I took some pictures of these incredible mushrooms today, coincidentally, a day after buying the National Audubon Society Field Guide to Mushrooms. I grew up with this book around the house, which I found fascinating because of its glossy black pages and images of strange fungi. It's a beautiful book, slim and tall with dark brown plastic covers. When I go for walks, I love looking for mushroom. Strange little creatures that appear like magic, poking their heads out of the wet leaves after a good rain.

These mushroom are huge by the way. The pinkish white one (chicken of the woods I believe) is about two feet across and the orange one (jack o ' lantern I think) is about three feet.

I'll also share with you some pictures of another field guide to mushrooms soon. It has the most wonderful color palette. I'll also show you some of the weaving I just made... Inspired by graph paper!

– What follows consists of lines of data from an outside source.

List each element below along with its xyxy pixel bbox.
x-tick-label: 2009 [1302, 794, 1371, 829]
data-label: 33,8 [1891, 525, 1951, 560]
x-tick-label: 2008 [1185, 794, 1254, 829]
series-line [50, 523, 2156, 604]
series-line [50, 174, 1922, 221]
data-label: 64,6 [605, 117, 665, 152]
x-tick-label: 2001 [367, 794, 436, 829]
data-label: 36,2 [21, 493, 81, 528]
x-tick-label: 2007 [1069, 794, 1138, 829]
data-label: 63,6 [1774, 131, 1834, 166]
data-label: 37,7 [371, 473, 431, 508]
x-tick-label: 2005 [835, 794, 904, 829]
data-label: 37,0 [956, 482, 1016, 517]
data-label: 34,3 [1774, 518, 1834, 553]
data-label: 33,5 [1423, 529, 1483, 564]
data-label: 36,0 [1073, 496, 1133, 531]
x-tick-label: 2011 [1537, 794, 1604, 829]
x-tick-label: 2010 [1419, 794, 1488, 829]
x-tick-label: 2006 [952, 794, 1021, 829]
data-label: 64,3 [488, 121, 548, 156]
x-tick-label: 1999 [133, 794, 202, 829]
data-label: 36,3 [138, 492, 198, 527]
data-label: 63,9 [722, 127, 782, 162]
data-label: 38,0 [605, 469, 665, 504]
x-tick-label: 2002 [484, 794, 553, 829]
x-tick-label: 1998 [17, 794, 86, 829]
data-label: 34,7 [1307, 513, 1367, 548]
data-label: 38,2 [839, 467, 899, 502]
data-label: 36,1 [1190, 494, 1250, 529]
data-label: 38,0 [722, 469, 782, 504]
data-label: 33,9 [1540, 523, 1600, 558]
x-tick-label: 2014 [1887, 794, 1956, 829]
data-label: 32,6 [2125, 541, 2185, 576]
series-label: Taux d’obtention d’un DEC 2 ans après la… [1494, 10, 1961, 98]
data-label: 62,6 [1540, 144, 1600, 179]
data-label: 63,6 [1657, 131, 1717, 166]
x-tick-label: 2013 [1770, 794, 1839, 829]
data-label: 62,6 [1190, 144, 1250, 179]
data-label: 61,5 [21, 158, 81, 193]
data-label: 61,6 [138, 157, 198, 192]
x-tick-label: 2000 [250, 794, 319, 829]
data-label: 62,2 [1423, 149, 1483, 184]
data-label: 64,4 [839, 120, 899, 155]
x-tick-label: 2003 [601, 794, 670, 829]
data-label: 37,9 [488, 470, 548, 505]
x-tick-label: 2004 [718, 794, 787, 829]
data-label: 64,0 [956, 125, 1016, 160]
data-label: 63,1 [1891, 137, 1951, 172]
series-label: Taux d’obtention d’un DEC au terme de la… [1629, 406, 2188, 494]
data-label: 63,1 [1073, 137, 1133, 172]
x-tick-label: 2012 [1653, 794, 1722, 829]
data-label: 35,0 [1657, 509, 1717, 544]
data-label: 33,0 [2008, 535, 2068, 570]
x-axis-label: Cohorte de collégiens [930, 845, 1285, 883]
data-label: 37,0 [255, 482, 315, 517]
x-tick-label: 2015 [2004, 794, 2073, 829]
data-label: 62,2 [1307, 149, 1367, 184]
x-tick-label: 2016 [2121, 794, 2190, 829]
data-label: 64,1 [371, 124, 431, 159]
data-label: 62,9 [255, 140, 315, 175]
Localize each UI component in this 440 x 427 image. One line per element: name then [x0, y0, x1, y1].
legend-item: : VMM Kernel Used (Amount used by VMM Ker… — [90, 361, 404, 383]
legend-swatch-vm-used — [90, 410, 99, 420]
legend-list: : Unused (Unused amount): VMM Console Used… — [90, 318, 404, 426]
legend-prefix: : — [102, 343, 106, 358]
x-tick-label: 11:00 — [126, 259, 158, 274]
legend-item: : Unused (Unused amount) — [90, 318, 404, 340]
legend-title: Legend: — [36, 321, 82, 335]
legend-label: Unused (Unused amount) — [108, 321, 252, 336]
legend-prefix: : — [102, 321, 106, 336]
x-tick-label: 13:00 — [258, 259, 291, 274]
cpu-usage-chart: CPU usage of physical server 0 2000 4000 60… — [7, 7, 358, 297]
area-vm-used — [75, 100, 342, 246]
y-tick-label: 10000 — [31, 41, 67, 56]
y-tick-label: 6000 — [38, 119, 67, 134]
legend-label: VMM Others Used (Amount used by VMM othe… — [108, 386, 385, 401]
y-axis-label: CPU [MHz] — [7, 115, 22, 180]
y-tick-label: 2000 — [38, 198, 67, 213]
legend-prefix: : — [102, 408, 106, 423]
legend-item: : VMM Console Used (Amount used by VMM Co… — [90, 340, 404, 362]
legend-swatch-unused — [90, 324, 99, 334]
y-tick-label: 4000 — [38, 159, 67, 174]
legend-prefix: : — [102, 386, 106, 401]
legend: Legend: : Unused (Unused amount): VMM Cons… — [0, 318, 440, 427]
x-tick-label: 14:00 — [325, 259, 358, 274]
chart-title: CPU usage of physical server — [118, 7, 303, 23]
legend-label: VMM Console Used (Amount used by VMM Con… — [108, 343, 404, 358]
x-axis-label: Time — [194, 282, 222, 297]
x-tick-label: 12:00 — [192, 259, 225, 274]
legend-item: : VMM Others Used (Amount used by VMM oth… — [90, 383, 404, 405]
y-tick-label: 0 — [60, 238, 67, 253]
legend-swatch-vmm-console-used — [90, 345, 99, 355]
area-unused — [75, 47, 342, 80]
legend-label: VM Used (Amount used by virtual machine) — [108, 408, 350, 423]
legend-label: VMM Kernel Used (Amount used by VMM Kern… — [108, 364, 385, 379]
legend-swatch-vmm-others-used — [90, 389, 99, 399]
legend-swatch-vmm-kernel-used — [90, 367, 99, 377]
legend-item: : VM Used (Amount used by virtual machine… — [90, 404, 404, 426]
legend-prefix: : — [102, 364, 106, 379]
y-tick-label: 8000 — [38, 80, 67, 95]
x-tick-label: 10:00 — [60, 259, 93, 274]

Summer is over, so there will be more time to talk about all these wonderful things.

Rab and His Friends

Rab and His Friends is a slim, 5.5" x 4.5" volume of stories by Dr. John Brown. It starts interestingly enough, "Four-and thirty years ago, Bob Ainslie and I were coming up Infirmary Street from the High School, or heads together, and our arms intertwisted, as only lovers and boys knows how, or why..." but really I haven't read further than that. The reason for this is I bought this book for it's cover. So it's a fact, people judge books by their covers. Take that, content.

It is a lovely cover, made of teal book cloth with a long, rectangular window and the title plainly gold-stamped in the lower right hand corner. What I found especially beautiful about this book was how the image in the window had been worn away to abstraction.

The first title page is so humble, just the title of the book printed crookedly in black ink. Rab and His Friends. That's it.

The second page is a more traditional decorative title page printed in red and green. These pages as well as the rest of the book were so obviously hand printed that I decided to try to research the book on the internet. Soon enough, I found an entire web page devoted to the work of the Henry Altemus Company, the publishers of this edition.

And get this, they are from Philadelphia, my dearly missed home. It was pretty fascinating to the read the history of the company and to recognize so many addresses. I like to imagine what Philadelphia was like when it was a more industrialized place, and so many more things were being made right there in the city. There are some great examples of advertising ephemera on the Henry Altemus Web Site. I recommend checking it out if you feel like geeking out on what it was like to be a publishing company in the 1800-1900's. I know I did!

And ladies. Do yourself a favor and pick this one up. It's witty, it's philosophical, it's full of sound sense in concentrated lozenges, need I say more? I don't think so.